According to the study, AI-related activity could account for nearly 3 per cent of global electricity consumption by 2030. Annual electricity demand from data centres is projected to more than double, rising from 448 terawatt-hours last year to 945 terawatt-hours by the end of the decade. AI alone is expected to account for around 40 per cent of that demand, up from roughly one-fifth last year.
To put the scale into perspective, data centres consumed more electricity in 2025 than Saudi Arabia, the world’s 11th-largest electricity consumer. By 2030, their energy appetite could approach Japan’s current annual electricity demand.
The pressure extends far beyond power grids. Researchers estimate water consumption by data centres could surge from 4.5 trillion litres to 9.3 trillion litres by 2030 as cooling requirements intensify. Carbon emissions linked to data centre operations are projected to climb from 189 million tonnes to 399 million tonnes over the same period.
Land use is also expected to expand rapidly. The report forecasts that the footprint of data centres worldwide will more than double, growing from approximately 6,900 square kilometres today to more than 14,500 square kilometres by the end of the decade.
Kaveh Madani, Director of the United Nations University Institute for Water, Environment and Health and lead author of the report, said discussions around AI often overlook its physical reality.
“AI is not just software,” Madani noted, pointing to the vast network of data centres, power generation facilities, cooling systems, transmission infrastructure, semiconductor manufacturing, mineral extraction and land resources required to support the technology.
The report also highlighted growing concerns around global inequality. While only 32 countries currently host AI-focused cloud infrastructure, around 90 per cent of that capacity is concentrated in the United States and China. Meanwhile, countries supplying critical minerals and managing electronic waste often bear a disproportionate share of the environmental costs.

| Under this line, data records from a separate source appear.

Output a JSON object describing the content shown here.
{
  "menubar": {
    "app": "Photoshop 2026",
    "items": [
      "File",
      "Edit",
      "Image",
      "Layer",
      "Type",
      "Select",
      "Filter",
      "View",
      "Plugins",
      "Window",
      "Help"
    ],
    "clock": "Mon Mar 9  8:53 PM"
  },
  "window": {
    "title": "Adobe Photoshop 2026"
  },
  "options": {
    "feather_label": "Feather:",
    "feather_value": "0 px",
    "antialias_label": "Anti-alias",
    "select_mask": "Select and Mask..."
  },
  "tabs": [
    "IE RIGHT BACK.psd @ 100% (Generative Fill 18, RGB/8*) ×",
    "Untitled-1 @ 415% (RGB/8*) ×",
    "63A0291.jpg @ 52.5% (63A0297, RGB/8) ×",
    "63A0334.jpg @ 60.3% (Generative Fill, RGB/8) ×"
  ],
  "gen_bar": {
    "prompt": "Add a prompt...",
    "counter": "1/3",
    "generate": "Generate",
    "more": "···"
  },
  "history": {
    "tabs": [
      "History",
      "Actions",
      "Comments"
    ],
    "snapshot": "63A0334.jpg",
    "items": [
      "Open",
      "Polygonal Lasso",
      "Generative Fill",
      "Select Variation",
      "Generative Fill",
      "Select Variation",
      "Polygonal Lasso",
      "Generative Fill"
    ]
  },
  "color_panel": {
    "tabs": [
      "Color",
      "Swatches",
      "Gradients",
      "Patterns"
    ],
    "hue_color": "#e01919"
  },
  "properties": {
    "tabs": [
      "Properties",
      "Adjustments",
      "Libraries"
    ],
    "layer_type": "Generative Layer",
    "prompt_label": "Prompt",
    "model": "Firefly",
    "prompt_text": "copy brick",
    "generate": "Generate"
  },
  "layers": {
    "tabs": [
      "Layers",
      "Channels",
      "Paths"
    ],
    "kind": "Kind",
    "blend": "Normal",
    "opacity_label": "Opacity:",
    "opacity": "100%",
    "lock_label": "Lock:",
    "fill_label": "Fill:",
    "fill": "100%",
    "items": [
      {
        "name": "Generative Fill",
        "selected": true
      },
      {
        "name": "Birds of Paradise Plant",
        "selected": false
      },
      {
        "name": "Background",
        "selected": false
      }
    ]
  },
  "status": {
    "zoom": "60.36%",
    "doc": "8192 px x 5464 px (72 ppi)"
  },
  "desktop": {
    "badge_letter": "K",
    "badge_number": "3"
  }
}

To address the challenge, researchers called for greater transparency from technology companies around energy use, water consumption and emissions. The report also urged governments to factor AI-driven demand into energy and climate planning and adopt a full lifecycle approach covering everything from mineral extraction to recycling and disposal.
The message is a timely reminder that efficiency alone may not be enough. As AI continues its rapid march into everyday life, the real challenge may not be building smarter machines, but ensuring their growing appetite does not outpace the planet’s resources.